Oreo thanked the Scotts for their hospitality and got up to leave.
“So long. It was nice meeting you,” said Mrs. Scott. She waved good-bye, knocking over a stool, which set up a vibration, which made a cup fall off a hook on the kitchen wall and crash to the floor, where she could trip over the shards later.
“To the to see again,” said Scott. He opened the door for Oreo.
“To God,” said Oreo, swinging her walking stick in salute.
Oreo on Second Avenue in the seventies
No one at the In-the-Groove Sound Studios had seen Samuel Schwartz for several weeks. As Oreo walked up the street, she saw a pig run squealing out of a doorway, a bacon’s dozen of pursuers pork-barreling after it. Oreo started running too. As she neared the building from which the pig had made its exit, she saw that it was a pork butcher’s. In its attempt at escape, the pig had made a shambles of the shambles. Oreo continued in the pig pursuit. The porker darted across the street. Oreo flung her walking stick at its legs. The cane did a double whirl, tripping up the pig. A taxi turning into Second Avenue screeched on its brakes, but not in time.

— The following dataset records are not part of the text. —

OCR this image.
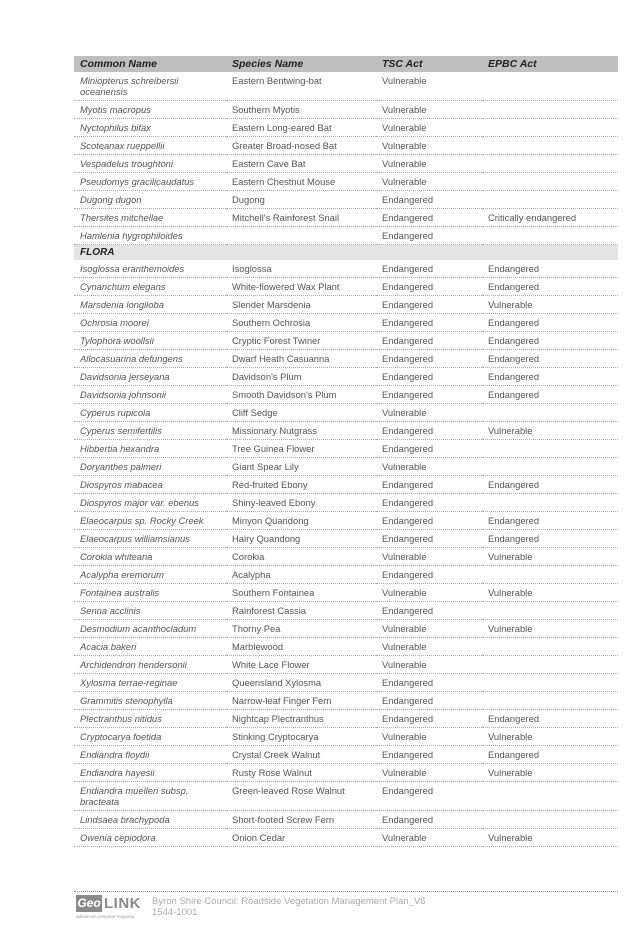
Common Name	Species Name	TSC Act	EPBC Act
Miniopterus schreibersii oceanensis	Eastern Bentwing-bat	Vulnerable	
Myotis macropus	Southern Myotis	Vulnerable	
Nyctophilus bifax	Eastern Long-eared Bat	Vulnerable	
Scoteanax rueppellii	Greater Broad-nosed Bat	Vulnerable	
Vespadelus troughtoni	Eastern Cave Bat	Vulnerable	
Pseudomys gracilicaudatus	Eastern Chestnut Mouse	Vulnerable	
Dugong dugon	Dugong	Endangered	
Thersites mitchellae	Mitchell's Rainforest Snail	Endangered	Critically endangered
Hamlenia hygrophiloides		Endangered	
FLORA			
Isoglossa eranthemoides	Isoglossa	Endangered	Endangered
Cynanchum elegans	White-flowered Wax Plant	Endangered	Endangered
Marsdenia longiloba	Slender Marsdenia	Endangered	Vulnerable
Ochrosia moorei	Southern Ochrosia	Endangered	Endangered
Tylophora woollsii	Cryptic Forest Twiner	Endangered	Endangered
Allocasuarina defungens	Dwarf Heath Casuarina	Endangered	Endangered
Davidsonia jerseyana	Davidson's Plum	Endangered	Endangered
Davidsonia johnsonii	Smooth Davidson's Plum	Endangered	Endangered
Cyperus rupicola	Cliff Sedge	Vulnerable	
Cyperus semifertilis	Missionary Nutgrass	Endangered	Vulnerable
Hibbertia hexandra	Tree Guinea Flower	Endangered	
Doryanthes palmeri	Giant Spear Lily	Vulnerable	
Diospyros mabacea	Red-fruited Ebony	Endangered	Endangered
Diospyros major var. ebenus	Shiny-leaved Ebony	Endangered	
Elaeocarpus sp. Rocky Creek	Minyon Quandong	Endangered	Endangered
Elaeocarpus williamsianus	Hairy Quandong	Endangered	Endangered
Corokia whiteana	Corokia	Vulnerable	Vulnerable
Acalypha eremorum	Acalypha	Endangered	
Fontainea australis	Southern Fontainea	Vulnerable	Vulnerable
Senna acclinis	Rainforest Cassia	Endangered	
Desmodium acanthocladum	Thorny Pea	Vulnerable	Vulnerable
Acacia bakeri	Marblewood	Vulnerable	
Archidendron hendersonii	White Lace Flower	Vulnerable	
Xylosma terrae-reginae	Queensland Xylosma	Endangered	
Grammitis stenophylla	Narrow-leaf Finger Fern	Endangered	
Plectranthus nitidus	Nightcap Plectranthus	Endangered	Endangered
Cryptocarya foetida	Stinking Cryptocarya	Vulnerable	Vulnerable
Endiandra floydii	Crystal Creek Walnut	Endangered	Endangered
Endiandra hayesii	Rusty Rose Walnut	Vulnerable	Vulnerable
Endiandra muelleri subsp. bracteata	Green-leaved Rose Walnut	Endangered	
Lindsaea brachypoda	Short-footed Screw Fern	Endangered	
Owenia cepiodora	Onion Cedar	Vulnerable	Vulnerable
Geo LINK
advanced computer mapping
Byron Shire Council: Roadside Vegetation Management Plan_V6
1544-1001
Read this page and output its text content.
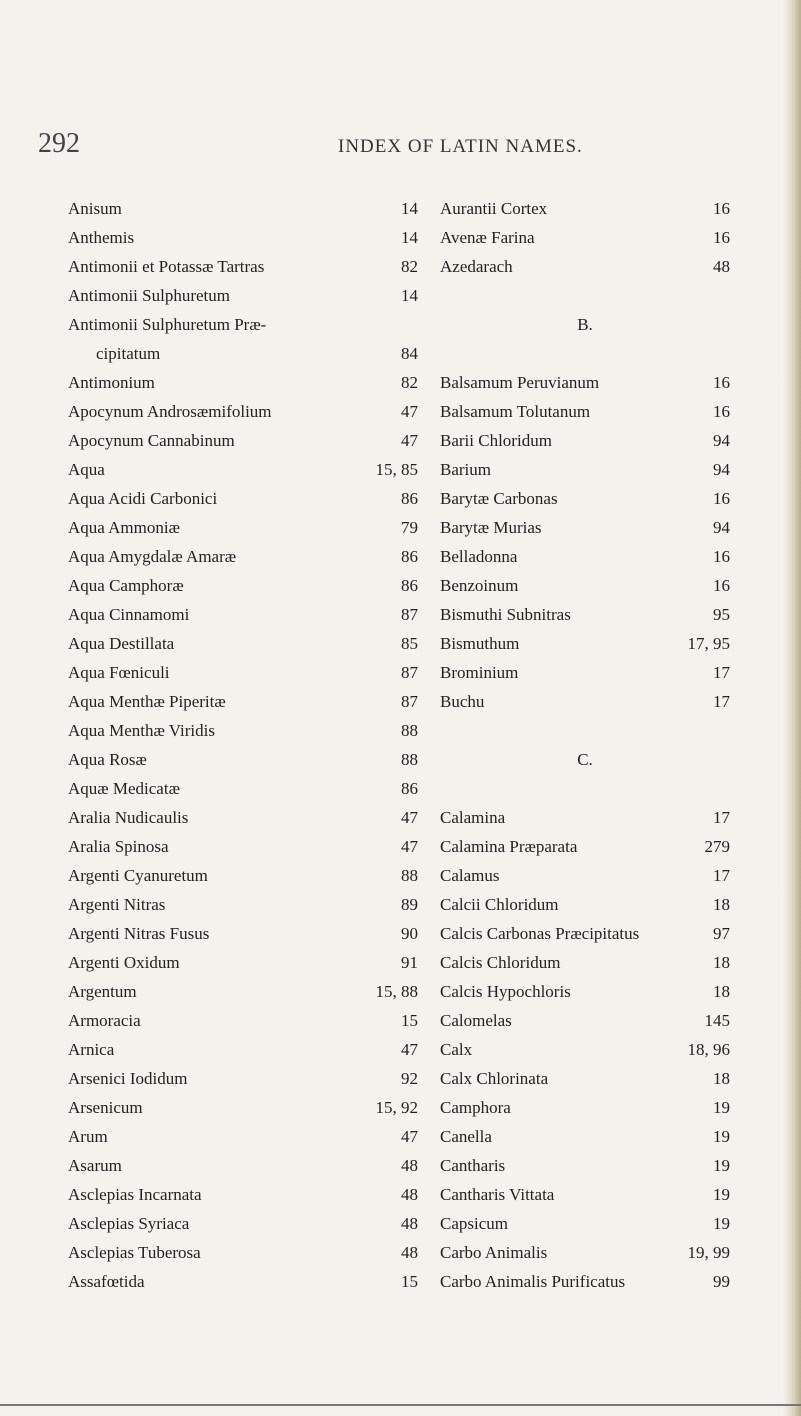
292	INDEX OF LATIN NAMES.
Anisum	14
Anthemis	14
Antimonii et Potassæ Tartras	82
Antimonii Sulphuretum	14
Antimonii Sulphuretum Præ-
cipitatum	84
Antimonium	82
Apocynum Androsæmifolium	47
Apocynum Cannabinum	47
Aqua	15, 85
Aqua Acidi Carbonici	86
Aqua Ammoniæ	79
Aqua Amygdalæ Amaræ	86
Aqua Camphoræ	86
Aqua Cinnamomi	87
Aqua Destillata	85
Aqua Fœniculi	87
Aqua Menthæ Piperitæ	87
Aqua Menthæ Viridis	88
Aqua Rosæ	88
Aquæ Medicatæ	86
Aralia Nudicaulis	47
Aralia Spinosa	47
Argenti Cyanuretum	88
Argenti Nitras	89
Argenti Nitras Fusus	90
Argenti Oxidum	91
Argentum	15, 88
Armoracia	15
Arnica	47
Arsenici Iodidum	92
Arsenicum	15, 92
Arum	47
Asarum	48
Asclepias Incarnata	48
Asclepias Syriaca	48
Asclepias Tuberosa	48
Assafœtida	15
Aurantii Cortex	16
Avenæ Farina	16
Azedarach	48
B.
Balsamum Peruvianum	16
Balsamum Tolutanum	16
Barii Chloridum	94
Barium	94
Barytæ Carbonas	16
Barytæ Murias	94
Belladonna	16
Benzoinum	16
Bismuthi Subnitras	95
Bismuthum	17, 95
Brominium	17
Buchu	17
C.
Calamina	17
Calamina Præparata	279
Calamus	17
Calcii Chloridum	18
Calcis Carbonas Præcipitatus	97
Calcis Chloridum	18
Calcis Hypochloris	18
Calomelas	145
Calx	18, 96
Calx Chlorinata	18
Camphora	19
Canella	19
Cantharis	19
Cantharis Vittata	19
Capsicum	19
Carbo Animalis	19, 99
Carbo Animalis Purificatus	99
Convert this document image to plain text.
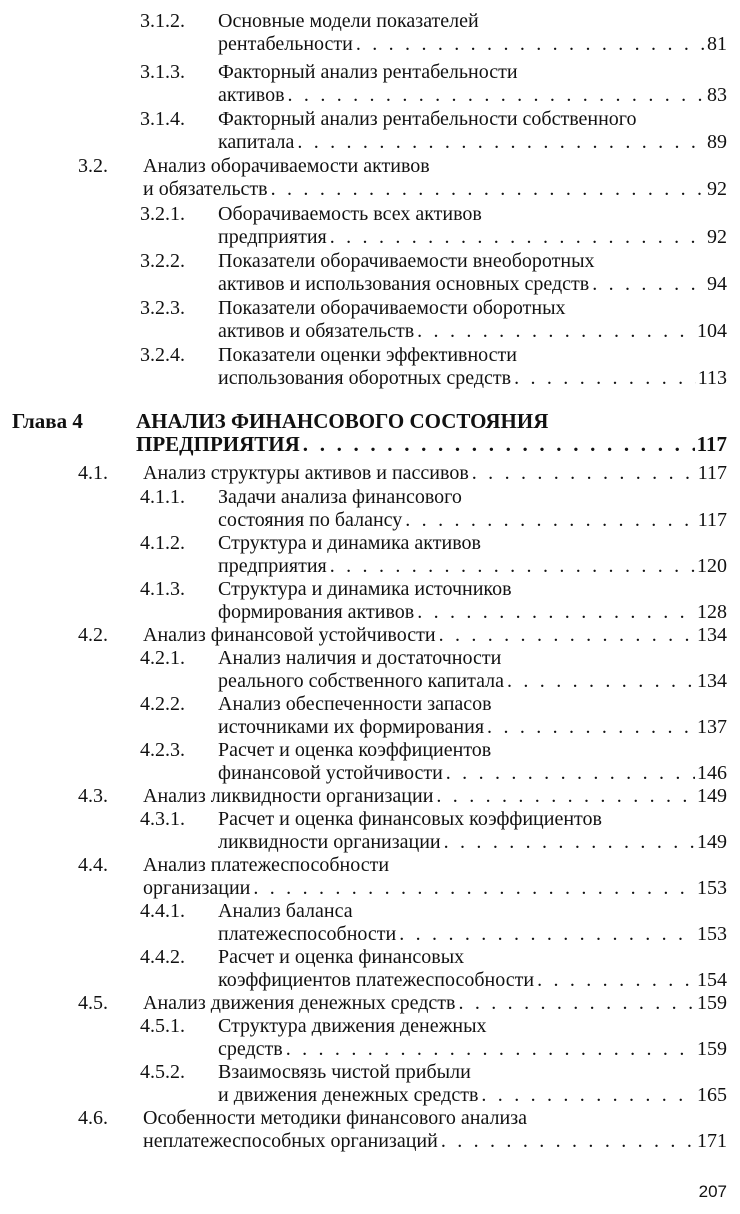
3.1.2. Основные модели показателей
рентабельности . . .	81
3.1.3. Факторный анализ рентабельности
активов . . .	83
3.1.4. Факторный анализ рентабельности собственного
капитала . . .	89
3.2. Анализ оборачиваемости активов
и обязательств . . .	92
3.2.1. Оборачиваемость всех активов
предприятия . . .	92
3.2.2. Показатели оборачиваемости внеоборотных
активов и использования основных средств . . .	94
3.2.3. Показатели оборачиваемости оборотных
активов и обязательств . . .	104
3.2.4. Показатели оценки эффективности
использования оборотных средств . . .	113
Глава 4	АНАЛИЗ ФИНАНСОВОГО СОСТОЯНИЯ
ПРЕДПРИЯТИЯ . . .	117
4.1. Анализ структуры активов и пассивов . . .	117
4.1.1. Задачи анализа финансового
состояния по балансу . . .	117
4.1.2. Структура и динамика активов
предприятия . . .	120
4.1.3. Структура и динамика источников
формирования активов . . .	128
4.2. Анализ финансовой устойчивости . . .	134
4.2.1. Анализ наличия и достаточности
реального собственного капитала . . .	134
4.2.2. Анализ обеспеченности запасов
источниками их формирования . . .	137
4.2.3. Расчет и оценка коэффициентов
финансовой устойчивости . . .	146
4.3. Анализ ликвидности организации . . .	149
4.3.1. Расчет и оценка финансовых коэффициентов
ликвидности организации . . .	149
4.4. Анализ платежеспособности
организации . . .	153
4.4.1. Анализ баланса
платежеспособности . . .	153
4.4.2. Расчет и оценка финансовых
коэффициентов платежеспособности . . .	154
4.5. Анализ движения денежных средств . . .	159
4.5.1. Структура движения денежных
средств . . .	159
4.5.2. Взаимосвязь чистой прибыли
и движения денежных средств . . .	165
4.6. Особенности методики финансового анализа
неплатежеспособных организаций . . .	171
207
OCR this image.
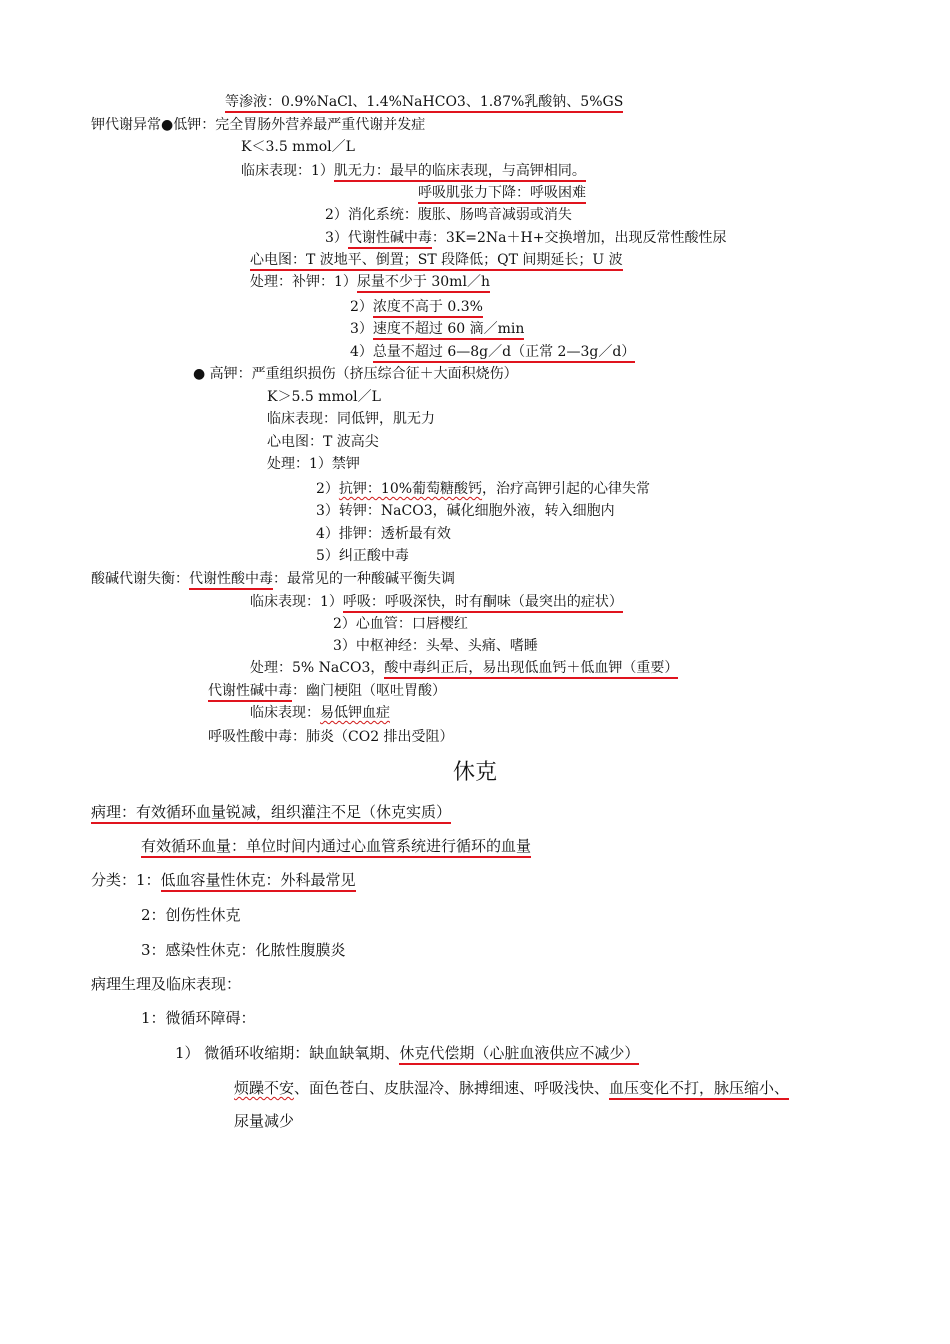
等渗液：0.9%NaCl、1.4%NaHCO3、1.87%乳酸钠、5%GS
钾代谢异常●低钾：完全胃肠外营养最严重代谢并发症
K＜3.5 mmol／L
临床表现：1）肌无力：最早的临床表现，与高钾相同。
呼吸肌张力下降：呼吸困难
2）消化系统：腹胀、肠鸣音减弱或消失
3）代谢性碱中毒：3K=2Na＋H+交换增加，出现反常性酸性尿
心电图：T 波地平、倒置；ST 段降低；QT 间期延长；U 波
处理：补钾：1）尿量不少于 30ml／h
2）浓度不高于 0.3%
3）速度不超过 60 滴／min
4）总量不超过 6—8g／d（正常 2—3g／d）
● 高钾：严重组织损伤（挤压综合征＋大面积烧伤）
K＞5.5 mmol／L
临床表现：同低钾，肌无力
心电图：T 波高尖
处理：1）禁钾
2）抗钾：10%葡萄糖酸钙，治疗高钾引起的心律失常
3）转钾：NaCO3，碱化细胞外液，转入细胞内
4）排钾：透析最有效
5）纠正酸中毒
酸碱代谢失衡：代谢性酸中毒：最常见的一种酸碱平衡失调
临床表现：1）呼吸：呼吸深快，时有酮味（最突出的症状）
2）心血管：口唇樱红
3）中枢神经：头晕、头痛、嗜睡
处理：5% NaCO3，酸中毒纠正后，易出现低血钙＋低血钾（重要）
代谢性碱中毒：幽门梗阻（呕吐胃酸）
临床表现：易低钾血症
呼吸性酸中毒：肺炎（CO2 排出受阻）
休克
病理：有效循环血量锐减，组织灌注不足（休克实质）
有效循环血量：单位时间内通过心血管系统进行循环的血量
分类：1：低血容量性休克：外科最常见
2：创伤性休克
3：感染性休克：化脓性腹膜炎
病理生理及临床表现：
1：微循环障碍：
1） 微循环收缩期：缺血缺氧期、休克代偿期（心脏血液供应不减少）
烦躁不安、面色苍白、皮肤湿冷、脉搏细速、呼吸浅快、血压变化不打，脉压缩小、
尿量减少
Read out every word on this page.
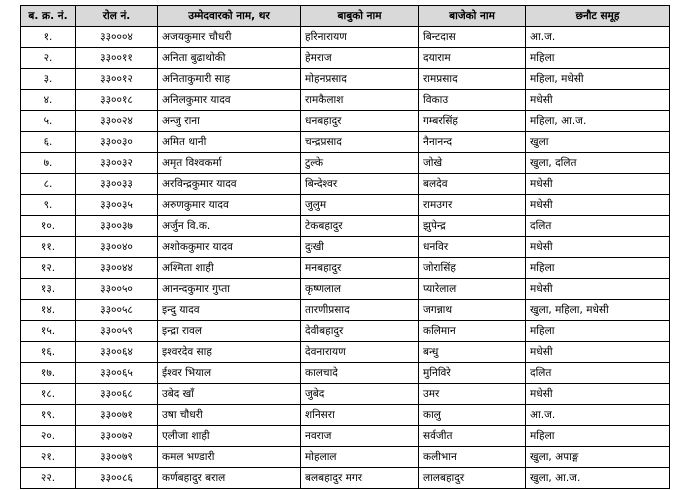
ब. क्र. नं.	रोल नं.	उम्मेदवारको नाम, थर	बाबुको नाम	बाजेको नाम	छनौट समूह
१.	३३०००४	अजयकुमार चौधरी	हरिनारायण	बिन्टदास	आ.ज.
२.	३३००११	अनिता बुढाथोकी	हेमराज	दयाराम	महिला
३.	३३००१२	अनिताकुमारी साह	मोहनप्रसाद	रामप्रसाद	महिला, मधेसी
४.	३३००१८	अनिलकुमार यादव	रामकैलाश	विकाउ	मधेसी
५.	३३००२४	अन्जु राना	धनबहादुर	गम्बरसिंह	महिला, आ.ज.
६.	३३००३०	अमित थानी	चन्द्रप्रसाद	नैनानन्द	खुला
७.	३३००३२	अमृत विश्वकर्मा	टुल्के	जोखे	खुला, दलित
८.	३३००३३	अरविन्द्रकुमार यादव	बिन्देश्वर	बलदेव	मधेसी
९.	३३००३५	अरुणकुमार यादव	जुलुम	रामउगर	मधेसी
१०.	३३००३७	अर्जुन वि.क.	टेकबहादुर	झुपेन्द्र	दलित
११.	३३००४०	अशोककुमार यादव	दुःखी	धनविर	मधेसी
१२.	३३००४४	अश्मिता शाही	मनबहादुर	जोरासिंह	महिला
१३.	३३००५०	आनन्दकुमार गुप्ता	कृष्णलाल	प्यारेलाल	मधेसी
१४.	३३००५८	इन्दु यादव	तारणीप्रसाद	जगन्नाथ	खुला, महिला, मधेसी
१५.	३३००५९	इन्द्रा रावल	देवीबहादुर	कलिमान	महिला
१६.	३३००६४	इश्वरदेव साह	देवनारायण	बन्धु	मधेसी
१७.	३३००६५	ईश्वर भियाल	कालचादे	मुनिविरे	दलित
१८.	३३००६८	उबेद खाँ	जुबेद	उमर	मधेसी
१९.	३३००७१	उषा चौधरी	शनिसरा	कालु	आ.ज.
२०.	३३००७२	एलीजा शाही	नवराज	सर्वजीत	महिला
२१.	३३००७९	कमल भण्डारी	मोहलाल	कलीभान	खुला, अपाङ्ग
२२.	३३००८६	कर्णबहादुर बराल	बलबहादुर मगर	लालबहादुर	खुला, आ.ज.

The cab sideswiped the pig, which tottered a few feet, then fell dead in front of Temple Shaaray Tefila, directly across from the pork store.
Unwittingly, Oreo was the indirect cause of the pig’s death, but as she reflected on its porcine demise, she realized that she could take out her list again. That hashed rasher of bacon defiling the temple sidewalk — that surely was “Sow.” Yes, that must be so.